I met my friend Michael Hornsby about thirty years ago (my goodness, that sounds like a long time) when we were both studying in Wales. He's an Irish Jewish Englishman, a professor of Celtic languages, lives in Germany, and teaches Welsh in Poland. You can't get more interesting than that! He has had a book come out this month, Revitalizing Minority Languages, a study of new speakers of Breton, Yiddish, and Lemko -- and that mixture alone tells you something about the breadth of his knowledge and the scope of his expertise! From the summary of the book, it appears it discusses how learners who are not raised speaking a language purposefully acquire it, and how these efforts are affecting the survival and promotion of languages that may otherwise be in danger of dwindling. Michael is the perfect person to conduct this research, and it's a pertinent topic for Canadians. There are pockets of Gaelic and great swaths of French and a jillion other languages spoken here, with sometimes more speakers of the language in Canada than there are in the language's place of origin. The differences between a language as it is spoken in Canada and how it is spoken in other countries has always intrigued me. When a language is brought to a new place and isolated from its parent tongue, it becomes a new creature. Or rather, it evolves along different paths than its parent.
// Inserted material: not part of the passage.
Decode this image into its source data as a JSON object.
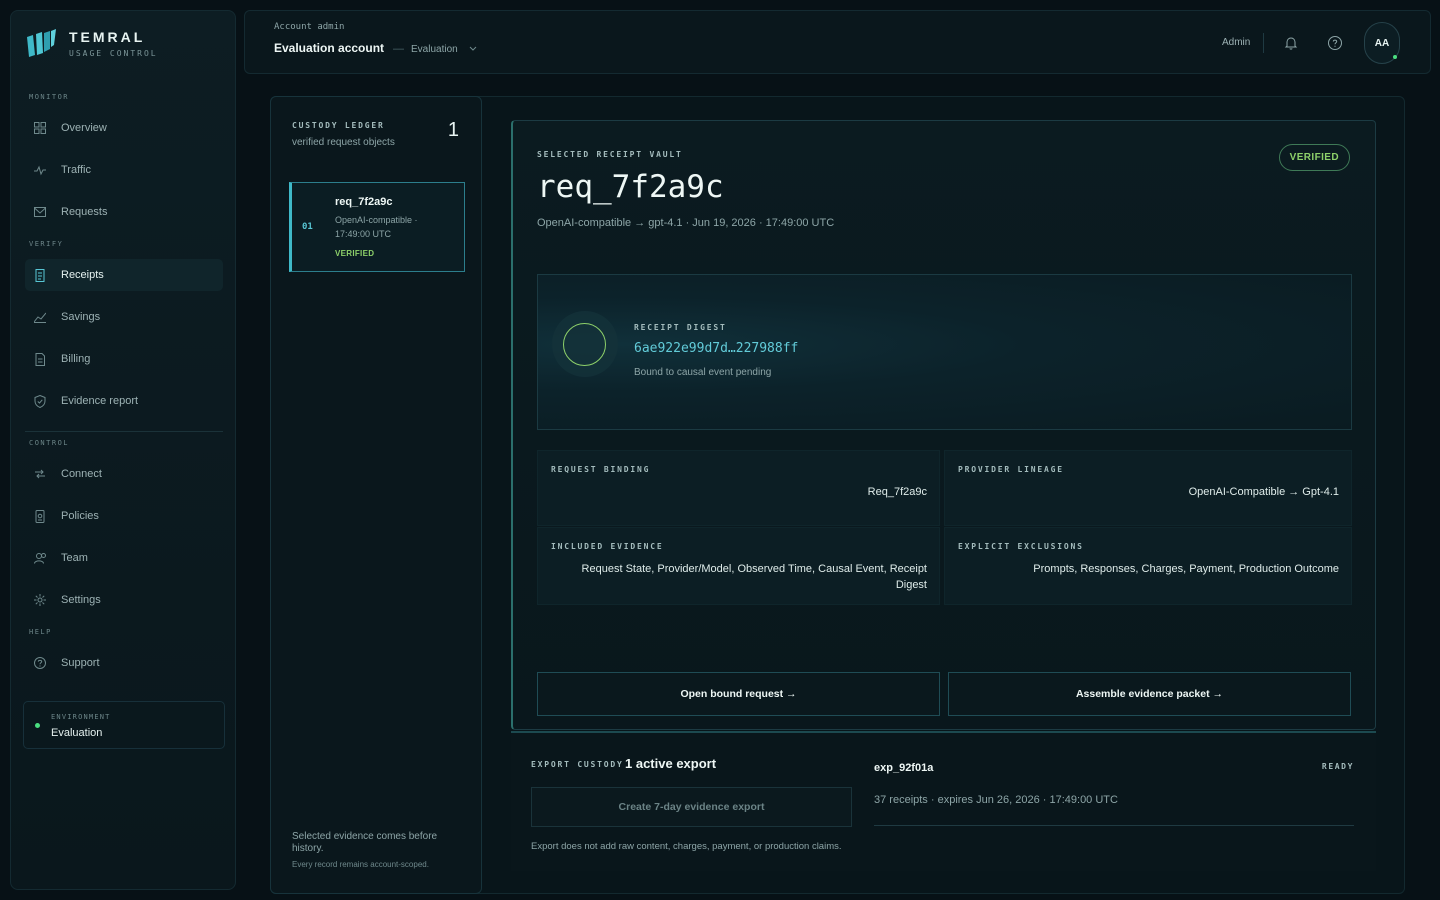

I moved to Canada in 1989, and at the time I had undertaken extensive French training, all through high school and university. I fancied myself fairly fluent in it, and after all, I could read Maeve Binchy novels in French -- what more proof did I need of my own ability? Well, I got a job when I arrived in Canada doing word processing for a pharmaceutical company, putting together a French newsletter with contributions from about forty French sales reps. The written stuff was okay, but when I had to speak to any of them on the phone, it was a disaster. They may as well have been speaking Hungarian, for all I could understand them. How could this be? I spoke French, didn't I? It wasn't just the speed, it was the odd vowels, the slang, the abrupt cutting off of syllables. I was humbled pretty quickly, let me tell you. The French I'd learned was Parisian (with a touch of Tahitian thrown in), but this Quebecois stuff was a different bird altogether.
When I met Michael all those years ago, I was attempting to learn Welsh generations after my family had ceased to speak it, and I have a keen interest in seeing that beautiful language survive and thrive. So the topic of his book appeals to me on that level. It's been decades since I studied linguistics, but after reading the reviews of this book, I can feel that little itch to get back into the field. There are so many interesting things to learn around us, and language is such a vital part of our identities. And here in Toronto I am living in the absolute best place to study languages.
Llongyfarchiadau, Michael! I can't wait to read your work.